In his book The Answer to How is Yes - Acting on What Matters, Peter Block says
Getting the question right may be the most important thing we can do. We define our dialogue and, in a sense, our future through the questions we choose to address: Asking the wrong question puts us in the philosopher's dilemma: We become the blind (person) looking in a dark room for a black cat that is not there.

Block adds that "The right questions are about values, purpose, aesthetics, human connection, and deeper philosophical inquiry. To experience the fullness of working and living, we need to be willing to address questions that we know have no answer."

Both Koestenbaum and Block challenge us to find the right questions.

Within a business or government organization the questions that are most often asked are about things that are near the surface of our existence. We ask how to make the greatest margin or profit on our product, how to attract and serve customers and gain market share, how to motivate people; in short, we ask how to be successful (however we measure success) in our chosen field.

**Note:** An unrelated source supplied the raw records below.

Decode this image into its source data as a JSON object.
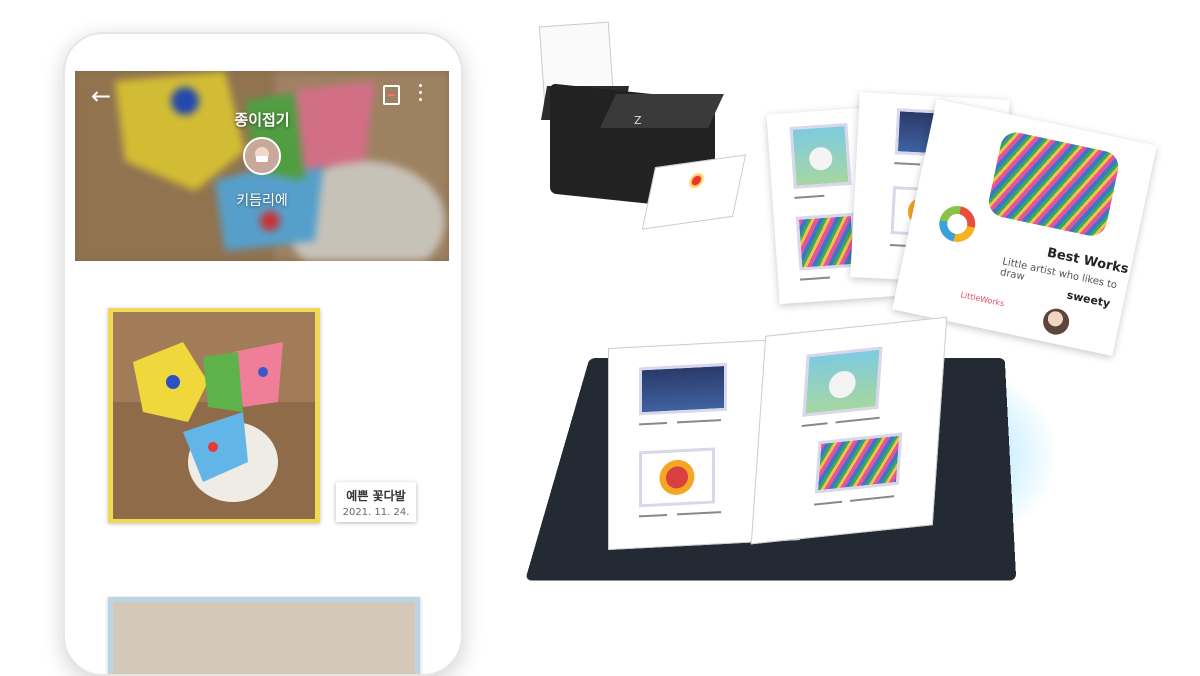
{
  "phone": {
    "album_title": "종이접기",
    "child_name": "키듬리에",
    "artwork_caption": {
      "title": "예쁜 꽃다발",
      "date": "2021. 11. 24."
    },
    "icons": [
      "back-arrow-icon",
      "download-pdf-icon",
      "more-vertical-icon"
    ]
  },
  "printed_sheet": {
    "title": "Best Works",
    "subtitle": "Little artist who likes to draw",
    "name": "sweety",
    "brand": "LittleWorks"
  },
  "colors": {
    "frame_yellow": "#f0d957",
    "frame_blue": "#bcd5e4",
    "glow": "#60d2ff"
  }
}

Although Peter Block would perhaps disagree with me, I believe these are all important questions that need to be addressed. However, I agree with both Koestenbaum and Block in that these are not the first questions that should be asked by an individual or group.

When viewed through the Leadership Diamond, the most important questions become those that take you more deeply into the individual's or group's purpose for being.

In the opening section of Kevin Cashman's chapter on Personal Master (see Leadership From the Inside Out - Becoming a Leader for Life) there is a story that sums up, at least for me, the value of asking the right question:
I once heard this story about a priest, who was confronted by a soldier while he was walking down a road in pre-revolutionary Russia. The soldier, aiming his rifle at the priest, commanded "Who are you? Where are you going? Why are you going there?" Unfazed, the priest calmly replied, "How much do they pay you?" Somewhat surprised, the soldier responded, "Twenty-five kopecks a month." The priest paused, and in a deeply thoughtful manner said "I have a proposal for you. I'll pay you fifty kopecks each month if you stop me here every day and challenge me to respond to those same three questions."

Therein lies the beginning of a very deep and valuable discussion with yourself, your business, or your organization: "Who are you? Where are you going?", and "Why are you going there?"

The story of the Russian priest and soldier is from Kevin Cashman's Leadership From the Inside Out - Becoming a Leader for Life.